Les années 50 vont être marquées par un photographe essentiel dans l’histoire de la photographie. Avec son livre « Les américains », Robert Frank va révolutionner la façon de photographier et donc de voir.
Loin très loin d’une photographie hagiographique, il enregistre le quotidien le plus banal. Il retranscrit ce qu’il voit, ce qu’il ressent, c’est une photographie à la première personne loin de toute notion de l’objectivité prétendue du photographe.
La technique photographique en est révolutionnée, le grain explose des grandes plages de noir et blanc envahissent les photographies sans nuance, les cadrages sortent des conventions, bref Robert Frank fait sa révolution. Il est symptomatique que la préface du livre soit faite par Jack Kerouac : « That crasy feeling in America when the sun in hot on the Streets and music comes from the jukebox or from a nearby funeral, that’s what Robert Frank has captured in these treemudous photographs taken as he traveled on the roadaround pretically forty eight states in an old used car and with the agility, uglery, genius, sadness and strange secrecy of a shadow photographed scene that have never been seen before ». Extrait de la préface de Jack Kerouac.
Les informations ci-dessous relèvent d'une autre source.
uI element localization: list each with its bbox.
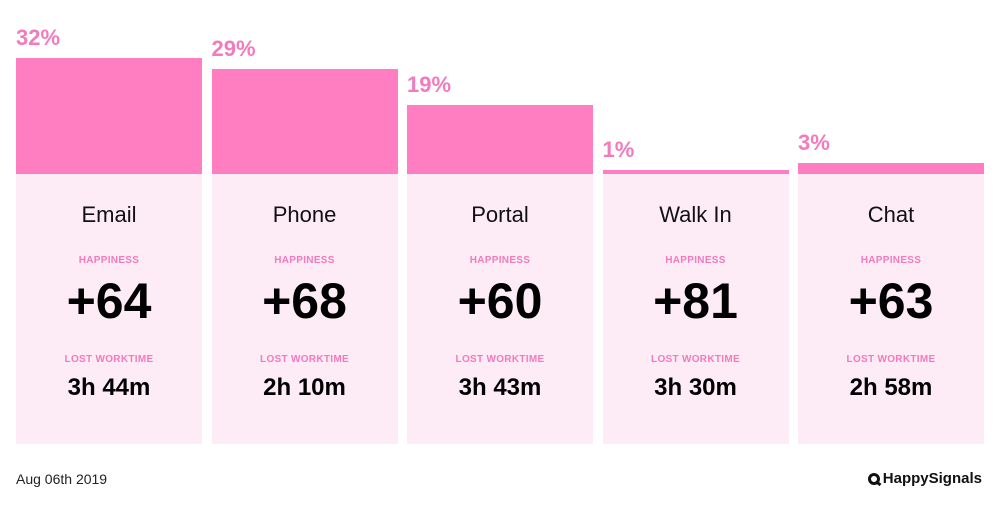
happiness-value: +68 bbox=[262, 273, 347, 329]
channel-column: 29% Phone HAPPINESS +68 LOST WORKTIME 2h 10m bbox=[211, 0, 398, 444]
channel-chart: 32% Email HAPPINESS +64 LOST WORKTIME 3h 44m 2… bbox=[16, 0, 984, 444]
happiness-label: HAPPINESS bbox=[665, 255, 726, 266]
channel-column: 32% Email HAPPINESS +64 LOST WORKTIME 3h 44m bbox=[16, 0, 202, 444]
lost-worktime-label: LOST WORKTIME bbox=[260, 354, 349, 365]
happiness-value: +63 bbox=[848, 273, 934, 329]
lost-worktime-value: 2h 10m bbox=[263, 374, 346, 401]
lost-worktime-value: 3h 30m bbox=[654, 374, 737, 401]
happysignals-logo-icon bbox=[867, 472, 880, 485]
share-bar bbox=[602, 170, 789, 174]
channel-column: 1% Walk In HAPPINESS +81 LOST WORKTIME 3h 30m bbox=[602, 0, 789, 444]
bar-value-label: 3% bbox=[798, 130, 830, 155]
channel-card: Portal HAPPINESS +60 LOST WORKTIME 3h 43m bbox=[407, 174, 593, 444]
channel-card: Phone HAPPINESS +68 LOST WORKTIME 2h 10m bbox=[211, 174, 398, 444]
bar-value-label: 32% bbox=[16, 25, 61, 50]
channel-card: Walk In HAPPINESS +81 LOST WORKTIME 3h 30m bbox=[602, 174, 789, 444]
happiness-label: HAPPINESS bbox=[469, 255, 531, 266]
lost-worktime-label: LOST WORKTIME bbox=[651, 354, 740, 365]
share-bar bbox=[16, 58, 202, 174]
report-date: Aug 06th 2019 bbox=[16, 471, 108, 487]
brand-name: HappySignals bbox=[882, 470, 982, 487]
happiness-value: +81 bbox=[653, 273, 738, 329]
happiness-label: HAPPINESS bbox=[274, 255, 335, 266]
happiness-value: +64 bbox=[66, 273, 152, 329]
share-bar bbox=[211, 69, 398, 174]
category-label: Portal bbox=[471, 202, 529, 227]
happiness-value: +60 bbox=[457, 273, 543, 329]
happiness-label: HAPPINESS bbox=[860, 255, 922, 266]
bar-value-label: 29% bbox=[211, 36, 256, 61]
lost-worktime-label: LOST WORKTIME bbox=[846, 354, 936, 365]
channel-column: 3% Chat HAPPINESS +63 LOST WORKTIME 2h 58m bbox=[798, 0, 984, 444]
brand-logo: HappySignals bbox=[867, 470, 982, 487]
lost-worktime-value: 2h 58m bbox=[849, 374, 933, 401]
category-label: Chat bbox=[867, 202, 915, 227]
bar-value-label: 1% bbox=[602, 137, 635, 162]
category-label: Walk In bbox=[659, 202, 732, 227]
category-label: Phone bbox=[272, 202, 337, 227]
lost-worktime-value: 3h 44m bbox=[67, 374, 151, 401]
channel-card: Email HAPPINESS +64 LOST WORKTIME 3h 44m bbox=[16, 174, 202, 444]
share-bar bbox=[798, 163, 984, 174]
channel-column: 19% Portal HAPPINESS +60 LOST WORKTIME 3h 43m bbox=[407, 0, 593, 444]
lost-worktime-label: LOST WORKTIME bbox=[64, 354, 154, 365]
category-label: Email bbox=[81, 202, 137, 227]
happiness-label: HAPPINESS bbox=[78, 255, 140, 266]
bar-value-label: 19% bbox=[407, 72, 452, 97]
share-bar bbox=[407, 105, 593, 174]
channel-card: Chat HAPPINESS +63 LOST WORKTIME 2h 58m bbox=[798, 174, 984, 444]
lost-worktime-label: LOST WORKTIME bbox=[455, 354, 545, 365]
lost-worktime-value: 3h 43m bbox=[458, 374, 542, 401]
Les Rolling Stones pour l’album « Exile on Main Street » se souviendront du travail de Robert Frank du travail de Robert Frank, il fera la pochette de l’album et aussi un film « Cooksucker blues » sur la tournée américaine du groupe. Ce film ne sortira jamais, les Rolling Stones n’étant guère enthousiastes et un peu effrayés par l’image que le film révélait de leurs tribulations.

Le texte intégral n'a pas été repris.